Why Your Wellness Program Has Low Engagement
“Why won’t they come?” Why is nothing working? “People say they care about wellness but then we provide great speakers and cool programs and they don’t show up. Our peoples’ team is putting their hearts and souls into showing people that the company cares about their wellness but honestly… we care more than they do.”
Has anyone else experienced a similar situation with their wellness programming?
Spent months and thousands of dollars to host a wellness seminar/webinar/ conference or event that ended up with low engagement resulting in frustration or even resentment?
The sentiment has been expressed to me by frustrated clients again and again and again. Part of the problem is “showing them that the company cares” by utilizing band-aid measures instead of making impactful, intentional changes to the work culture and environment to foster wholeness and humanity.

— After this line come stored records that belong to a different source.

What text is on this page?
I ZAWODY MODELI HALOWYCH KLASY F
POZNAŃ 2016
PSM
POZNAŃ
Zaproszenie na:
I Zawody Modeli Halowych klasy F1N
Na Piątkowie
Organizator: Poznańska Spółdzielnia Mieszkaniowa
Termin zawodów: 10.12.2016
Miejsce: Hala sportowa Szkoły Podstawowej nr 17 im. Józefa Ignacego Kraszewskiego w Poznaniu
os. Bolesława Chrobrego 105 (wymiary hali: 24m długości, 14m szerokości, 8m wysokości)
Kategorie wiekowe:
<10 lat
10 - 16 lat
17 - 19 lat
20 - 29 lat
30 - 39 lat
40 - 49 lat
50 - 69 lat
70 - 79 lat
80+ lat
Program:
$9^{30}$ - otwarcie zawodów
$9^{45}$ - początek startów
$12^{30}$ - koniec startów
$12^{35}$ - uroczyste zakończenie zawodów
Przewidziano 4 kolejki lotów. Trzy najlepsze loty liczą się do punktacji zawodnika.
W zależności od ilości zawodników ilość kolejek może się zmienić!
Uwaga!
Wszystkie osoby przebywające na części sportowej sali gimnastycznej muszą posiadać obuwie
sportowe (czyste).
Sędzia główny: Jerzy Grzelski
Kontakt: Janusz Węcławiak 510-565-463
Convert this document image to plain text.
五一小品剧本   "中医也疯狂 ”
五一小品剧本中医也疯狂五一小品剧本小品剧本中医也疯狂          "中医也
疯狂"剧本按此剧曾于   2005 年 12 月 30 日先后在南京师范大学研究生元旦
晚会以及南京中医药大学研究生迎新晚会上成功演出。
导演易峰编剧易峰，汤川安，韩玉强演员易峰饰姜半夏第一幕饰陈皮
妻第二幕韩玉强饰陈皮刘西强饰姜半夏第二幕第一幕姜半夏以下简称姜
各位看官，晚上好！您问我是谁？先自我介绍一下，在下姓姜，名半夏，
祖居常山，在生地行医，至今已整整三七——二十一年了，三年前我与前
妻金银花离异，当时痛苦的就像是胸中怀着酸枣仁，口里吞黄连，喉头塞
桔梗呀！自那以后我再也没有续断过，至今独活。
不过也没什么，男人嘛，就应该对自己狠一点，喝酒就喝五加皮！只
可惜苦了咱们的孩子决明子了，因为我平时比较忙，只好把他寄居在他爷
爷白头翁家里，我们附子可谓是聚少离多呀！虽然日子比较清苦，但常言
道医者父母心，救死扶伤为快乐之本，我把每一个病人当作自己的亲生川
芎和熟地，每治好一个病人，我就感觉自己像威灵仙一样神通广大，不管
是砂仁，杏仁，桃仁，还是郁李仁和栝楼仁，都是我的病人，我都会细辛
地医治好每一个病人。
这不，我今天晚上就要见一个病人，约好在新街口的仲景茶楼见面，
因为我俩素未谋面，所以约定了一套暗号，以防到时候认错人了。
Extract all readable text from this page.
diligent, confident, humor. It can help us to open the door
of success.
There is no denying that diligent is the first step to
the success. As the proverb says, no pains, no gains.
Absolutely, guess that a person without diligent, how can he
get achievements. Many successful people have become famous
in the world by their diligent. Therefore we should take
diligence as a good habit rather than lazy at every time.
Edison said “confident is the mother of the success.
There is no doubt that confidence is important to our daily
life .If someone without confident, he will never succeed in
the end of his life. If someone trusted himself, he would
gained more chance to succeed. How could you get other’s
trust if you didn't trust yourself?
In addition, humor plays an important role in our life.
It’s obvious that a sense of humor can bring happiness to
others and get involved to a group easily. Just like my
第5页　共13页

My initial questions for them are the same.
1) Have you asked your population how they encounter/ experience barriers to well-being and humanity at work?
2) Are the wellness programming that you offer one-time programs/series not connected to a larger well-being strategic plan? Overall organizational plan?
3) Does the organizational culture support people’s overall well-being in the office and beyond? Does the organizational culture support people’s ability to attend wellness programming?
If you are feeling frustrated, cut yourself and your company some slack. Many of you have been fed the lie that “everyone can do wellness” or put together a wellness program. It is as simple as providing opportunities to breathe, move, or talk about mental health. This is false.
Designing a well-being strategy is more than a series of programs. Enabling people to increase control over and improve their well-being and cope with their individual challenges/ barriers requires the following:
Assessment Organizational development, Administrative buy-in/modeling, Policies that foster inclusive and supportive environments, & strengthen community action, Universally designed working and learning environments and, Health literacy.
Programs can support those structural designs, but they cannot be the strategy for deployment. Don’t try to do it alone. Utilize a health promotion professional who is trained to assist in strategizing and promoting health from a structural approach.